Minimize: E = sum_i P_i(x_i) * t_i

Subject to:
  Total production >= Demand
  Each machine <= Maximum capacity
  Peak electrical load <= Subscription limit

By intelligently distributing production between peak and off-peak hours, electricity bills can be reduced by 15-25%.

Mix Optimization

In cement or feed manufacturing, you need to blend different raw materials in proportions that meet quality specifications at minimum cost. This is a classic linear programming problem.

Tool Path Optimization

In CNC machining, minimizing the total distance the cutting tool travels between holes saves production time. This is a variant of the Traveling Salesman Problem (TSP) — effectively solved with genetic algorithms.

Comparison of Optimization Methods

Practical rule: Start with linear programming if possible — it guarantees the true optimum. If the problem is nonlinear, involves integer variables, or has a complex objective function, switch to genetic algorithms or other metaheuristics such as Simulated Annealing or Particle Swarm Optimization (PSO).

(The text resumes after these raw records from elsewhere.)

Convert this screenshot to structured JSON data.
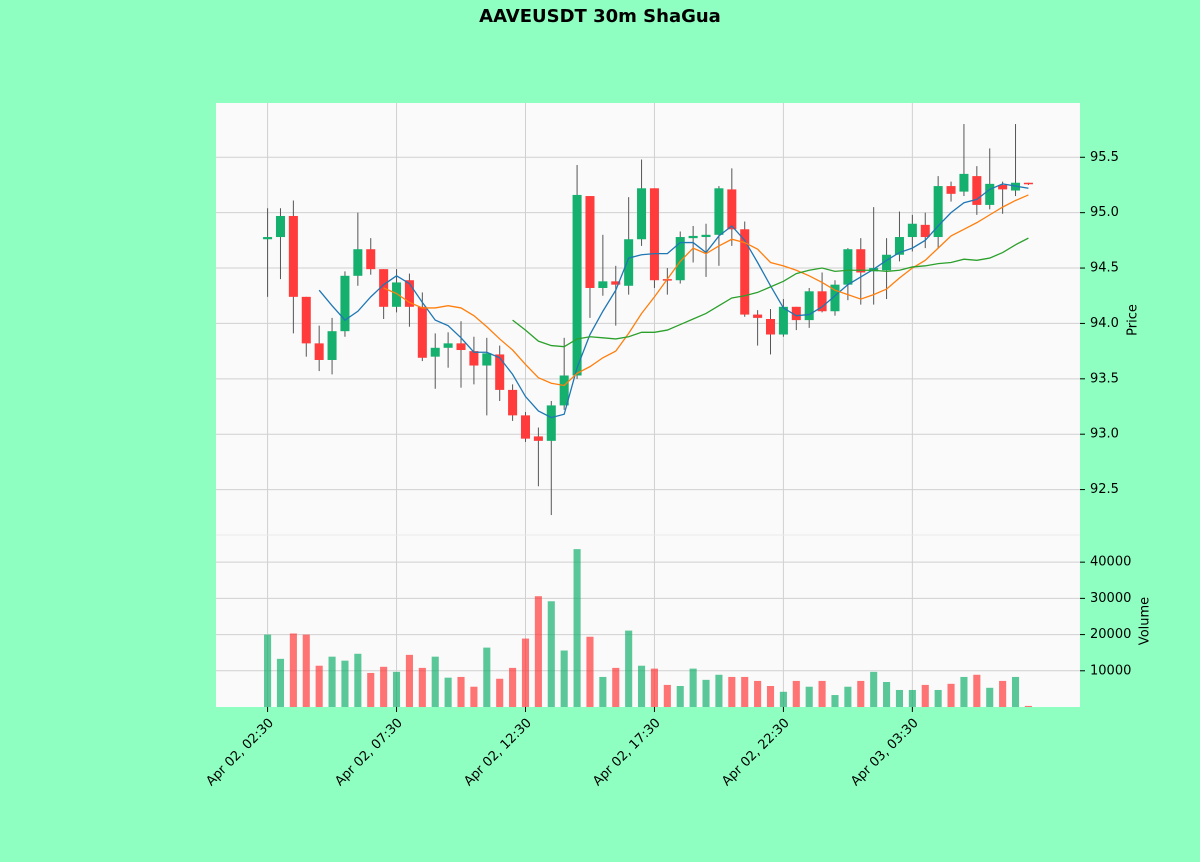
{
  "chart_data": {
    "type": "candlestick",
    "title": "AAVEUSDT 30m ShaGua",
    "ylabel": "Price",
    "volume_label": "Volume",
    "up_color": "#16b06e",
    "down_color": "#ff3b3b",
    "xlim": [
      -4,
      63
    ],
    "xticks": [
      {
        "value": 0,
        "label": "Apr 02, 02:30"
      },
      {
        "value": 10,
        "label": "Apr 02, 07:30"
      },
      {
        "value": 20,
        "label": "Apr 02, 12:30"
      },
      {
        "value": 30,
        "label": "Apr 02, 17:30"
      },
      {
        "value": 40,
        "label": "Apr 02, 22:30"
      },
      {
        "value": 50,
        "label": "Apr 03, 03:30"
      }
    ],
    "ylim": [
      92.09,
      95.99
    ],
    "yticks": [
      92.5,
      {
        "value": 93,
        "label": "93.0"
      },
      93.5,
      {
        "value": 94,
        "label": "94.0"
      },
      94.5,
      {
        "value": 95,
        "label": "95.0"
      },
      95.5
    ],
    "volume_lim": [
      0,
      47500
    ],
    "volume_ticks": [
      10000,
      20000,
      30000,
      40000
    ],
    "grid": true,
    "open": [
      94.76,
      94.78,
      94.97,
      94.24,
      93.82,
      93.67,
      93.93,
      94.43,
      94.67,
      94.49,
      94.15,
      94.39,
      94.15,
      93.7,
      93.78,
      93.82,
      93.75,
      93.62,
      93.72,
      93.4,
      93.17,
      92.98,
      92.94,
      93.26,
      93.53,
      95.15,
      94.32,
      94.38,
      94.34,
      94.76,
      95.22,
      94.4,
      94.39,
      94.77,
      94.78,
      94.8,
      95.21,
      94.85,
      94.08,
      94.04,
      93.9,
      94.15,
      94.03,
      94.29,
      94.11,
      94.35,
      94.67,
      94.47,
      94.48,
      94.62,
      94.78,
      94.89,
      94.78,
      95.24,
      95.19,
      95.33,
      95.07,
      95.25,
      95.2,
      95.27
    ],
    "high": [
      95.04,
      95.04,
      95.11,
      94.24,
      93.98,
      94.05,
      94.47,
      95.0,
      94.77,
      94.49,
      94.49,
      94.45,
      94.28,
      93.91,
      93.92,
      94.02,
      93.88,
      93.87,
      93.8,
      93.45,
      93.2,
      93.06,
      93.3,
      93.87,
      95.43,
      95.15,
      94.8,
      94.52,
      95.14,
      95.48,
      95.22,
      94.5,
      94.83,
      94.88,
      94.9,
      95.24,
      95.4,
      94.92,
      94.12,
      94.13,
      94.22,
      94.15,
      94.32,
      94.46,
      94.39,
      94.68,
      94.77,
      95.05,
      94.77,
      95.01,
      94.98,
      95.0,
      95.33,
      95.28,
      95.8,
      95.42,
      95.58,
      95.28,
      95.8,
      95.27
    ],
    "low": [
      94.24,
      94.4,
      93.91,
      93.7,
      93.57,
      93.54,
      93.88,
      94.34,
      94.44,
      94.04,
      94.1,
      93.97,
      93.66,
      93.41,
      93.6,
      93.42,
      93.45,
      93.17,
      93.3,
      93.12,
      92.93,
      92.53,
      92.27,
      93.22,
      93.5,
      94.05,
      94.25,
      93.98,
      94.26,
      94.7,
      94.32,
      94.26,
      94.36,
      94.55,
      94.42,
      94.52,
      94.7,
      94.06,
      93.8,
      93.72,
      93.88,
      93.94,
      93.96,
      94.1,
      94.07,
      94.21,
      94.17,
      94.17,
      94.22,
      94.56,
      94.65,
      94.68,
      94.68,
      95.1,
      95.15,
      94.98,
      95.03,
      94.99,
      95.15,
      95.25
    ],
    "close": [
      94.78,
      94.97,
      94.24,
      93.82,
      93.67,
      93.93,
      94.43,
      94.67,
      94.49,
      94.15,
      94.37,
      94.15,
      93.69,
      93.78,
      93.82,
      93.76,
      93.62,
      93.73,
      93.4,
      93.17,
      92.96,
      92.94,
      93.26,
      93.53,
      95.16,
      94.32,
      94.38,
      94.35,
      94.76,
      95.22,
      94.39,
      94.39,
      94.78,
      94.79,
      94.8,
      95.22,
      94.85,
      94.08,
      94.05,
      93.9,
      94.15,
      94.03,
      94.29,
      94.11,
      94.35,
      94.67,
      94.46,
      94.5,
      94.62,
      94.78,
      94.9,
      94.78,
      95.24,
      95.17,
      95.35,
      95.07,
      95.26,
      95.21,
      95.27,
      95.26
    ],
    "volume": [
      20000,
      13300,
      20300,
      20000,
      11400,
      13900,
      12800,
      14700,
      9400,
      11100,
      9700,
      14400,
      10800,
      13900,
      8100,
      8300,
      5600,
      16400,
      7800,
      10800,
      18900,
      30600,
      29200,
      15600,
      43600,
      19400,
      8300,
      10800,
      21100,
      11400,
      10600,
      6100,
      5800,
      10600,
      7500,
      8900,
      8300,
      8300,
      7200,
      5800,
      4200,
      7200,
      5600,
      7200,
      3300,
      5600,
      7200,
      9700,
      6900,
      4700,
      4700,
      6100,
      4700,
      6400,
      8300,
      8900,
      5300,
      7200,
      8300,
      300
    ],
    "moving_averages": [
      {
        "color": "#1f77b4",
        "values": [
          null,
          null,
          null,
          null,
          94.3,
          94.16,
          94.03,
          94.11,
          94.24,
          94.35,
          94.43,
          94.36,
          94.19,
          94.03,
          93.98,
          93.87,
          93.74,
          93.74,
          93.69,
          93.54,
          93.34,
          93.21,
          93.15,
          93.18,
          93.6,
          93.9,
          94.11,
          94.3,
          94.59,
          94.62,
          94.63,
          94.63,
          94.73,
          94.73,
          94.64,
          94.79,
          94.88,
          94.75,
          94.55,
          94.34,
          94.14,
          94.07,
          94.08,
          94.15,
          94.25,
          94.35,
          94.42,
          94.49,
          94.57,
          94.64,
          94.68,
          94.75,
          94.88,
          95.0,
          95.09,
          95.12,
          95.21,
          95.26,
          95.24,
          95.22
        ]
      },
      {
        "color": "#ff7f0e",
        "values": [
          null,
          null,
          null,
          null,
          null,
          null,
          null,
          null,
          null,
          94.32,
          94.27,
          94.19,
          94.14,
          94.14,
          94.16,
          94.14,
          94.07,
          93.97,
          93.86,
          93.76,
          93.63,
          93.51,
          93.46,
          93.44,
          93.55,
          93.61,
          93.69,
          93.75,
          93.91,
          94.09,
          94.24,
          94.4,
          94.56,
          94.68,
          94.63,
          94.7,
          94.76,
          94.73,
          94.67,
          94.55,
          94.52,
          94.48,
          94.43,
          94.37,
          94.3,
          94.26,
          94.22,
          94.26,
          94.31,
          94.41,
          94.5,
          94.57,
          94.68,
          94.79,
          94.85,
          94.91,
          94.98,
          95.05,
          95.11,
          95.16
        ]
      },
      {
        "color": "#2ca02c",
        "values": [
          null,
          null,
          null,
          null,
          null,
          null,
          null,
          null,
          null,
          null,
          null,
          null,
          null,
          null,
          null,
          null,
          null,
          null,
          null,
          94.03,
          93.94,
          93.84,
          93.8,
          93.79,
          93.86,
          93.88,
          93.87,
          93.86,
          93.88,
          93.92,
          93.92,
          93.94,
          93.99,
          94.04,
          94.09,
          94.16,
          94.23,
          94.25,
          94.28,
          94.33,
          94.38,
          94.45,
          94.48,
          94.5,
          94.47,
          94.48,
          94.48,
          94.48,
          94.47,
          94.48,
          94.51,
          94.52,
          94.54,
          94.55,
          94.58,
          94.57,
          94.59,
          94.64,
          94.71,
          94.77
        ]
      }
    ]
  }
}
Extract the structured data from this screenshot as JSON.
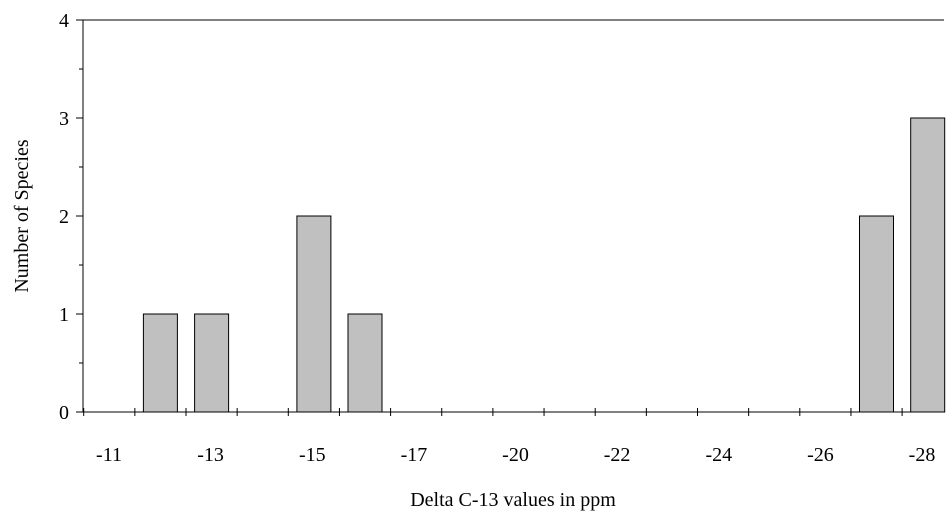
{
  "chart_data": {
    "type": "bar",
    "title": "",
    "xlabel": "Delta C-13 values in ppm",
    "ylabel": "Number of Species",
    "ylim": [
      0,
      4
    ],
    "y_ticks": [
      "0",
      "1",
      "2",
      "3",
      "4"
    ],
    "x_tick_labels": [
      "-11",
      "-13",
      "-15",
      "-17",
      "-20",
      "-22",
      "-24",
      "-26",
      "-28"
    ],
    "grid": false,
    "legend": "none",
    "bar_color": "#c0c0c0",
    "categories": [
      "-11",
      "-12",
      "-13",
      "-14",
      "-15",
      "-16",
      "-17",
      "-18",
      "-19",
      "-20",
      "-21",
      "-22",
      "-23",
      "-24",
      "-25",
      "-26",
      "-27",
      "-28"
    ],
    "values": [
      0,
      1,
      1,
      0,
      2,
      1,
      0,
      0,
      0,
      0,
      0,
      0,
      0,
      0,
      0,
      2,
      3,
      3
    ]
  }
}
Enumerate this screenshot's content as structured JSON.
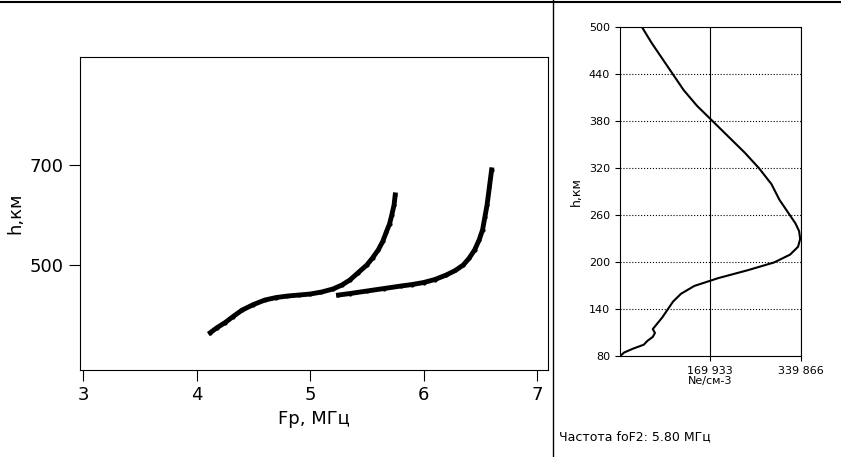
{
  "chart_data": [
    {
      "type": "scatter",
      "x_label": "Fp, МГц",
      "y_label": "h,км",
      "xlim": [
        2.97,
        7.1
      ],
      "xticks": [
        3,
        4,
        5,
        6,
        7
      ],
      "ylim": [
        290,
        915
      ],
      "yticks": [
        500,
        700
      ],
      "grid": false,
      "series": [
        {
          "color": "#000000",
          "marker": "o",
          "x": [
            4.12,
            4.18,
            4.25,
            4.32,
            4.4,
            4.5,
            4.6,
            4.7,
            4.8,
            4.9,
            5.0,
            5.1,
            5.2,
            5.28,
            5.35,
            5.42,
            5.5,
            5.55,
            5.6,
            5.64,
            5.67,
            5.7,
            5.72,
            5.74,
            5.75
          ],
          "values": [
            365,
            375,
            385,
            397,
            410,
            421,
            430,
            435,
            438,
            440,
            442,
            446,
            452,
            460,
            470,
            484,
            500,
            514,
            530,
            547,
            565,
            582,
            600,
            620,
            640
          ]
        },
        {
          "color": "#000000",
          "marker": "o",
          "x": [
            5.25,
            5.35,
            5.5,
            5.65,
            5.8,
            5.9,
            6.0,
            6.1,
            6.2,
            6.28,
            6.35,
            6.4,
            6.45,
            6.49,
            6.52,
            6.54,
            6.56,
            6.58,
            6.6
          ],
          "values": [
            440,
            443,
            448,
            453,
            458,
            461,
            465,
            471,
            480,
            489,
            500,
            513,
            530,
            550,
            570,
            595,
            620,
            655,
            690
          ]
        }
      ]
    },
    {
      "type": "line",
      "x_label": "Ne/см-3",
      "y_label": "h,км",
      "xlim": [
        0,
        339866
      ],
      "xticks": [
        {
          "value": 169933,
          "label": "169 933"
        },
        {
          "value": 339866,
          "label": "339 866"
        }
      ],
      "ylim": [
        80,
        500
      ],
      "yticks": [
        80,
        140,
        200,
        260,
        320,
        380,
        440,
        500
      ],
      "grid": true,
      "annotations": [
        "Частота foF2: 5.80 МГц"
      ],
      "series": [
        {
          "color": "#000000",
          "line_style": "solid",
          "x": [
            0,
            8000,
            25000,
            45000,
            52000,
            62000,
            66000,
            62000,
            68000,
            80000,
            90000,
            100000,
            115000,
            140000,
            185000,
            240000,
            290000,
            320000,
            335000,
            339000,
            337000,
            330000,
            320000,
            300000,
            285000,
            262000,
            235000,
            205000,
            175000,
            145000,
            120000,
            100000,
            80000,
            60000,
            42000
          ],
          "values": [
            80,
            85,
            90,
            95,
            100,
            105,
            110,
            115,
            120,
            130,
            140,
            150,
            160,
            170,
            180,
            190,
            200,
            210,
            220,
            230,
            240,
            250,
            260,
            280,
            300,
            320,
            340,
            360,
            380,
            400,
            420,
            440,
            460,
            480,
            500
          ]
        }
      ]
    }
  ]
}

Software Tools for Optimization

These tools are freely available for industrial optimization:

• Python + SciPy: scipy.optimize for general optimization problems
• PuLP: Python library for linear and integer programming
• MATLAB linprog: Linear programming solver in MATLAB
• Excel Solver: Adequate for small problems (up to 200 variables)
• Google OR-Tools: Open-source library for combinatorial optimization

The tool matters less than the formulation. A wrong tool applied to a correct formulation is better than the best tool applied to a wrong formulation.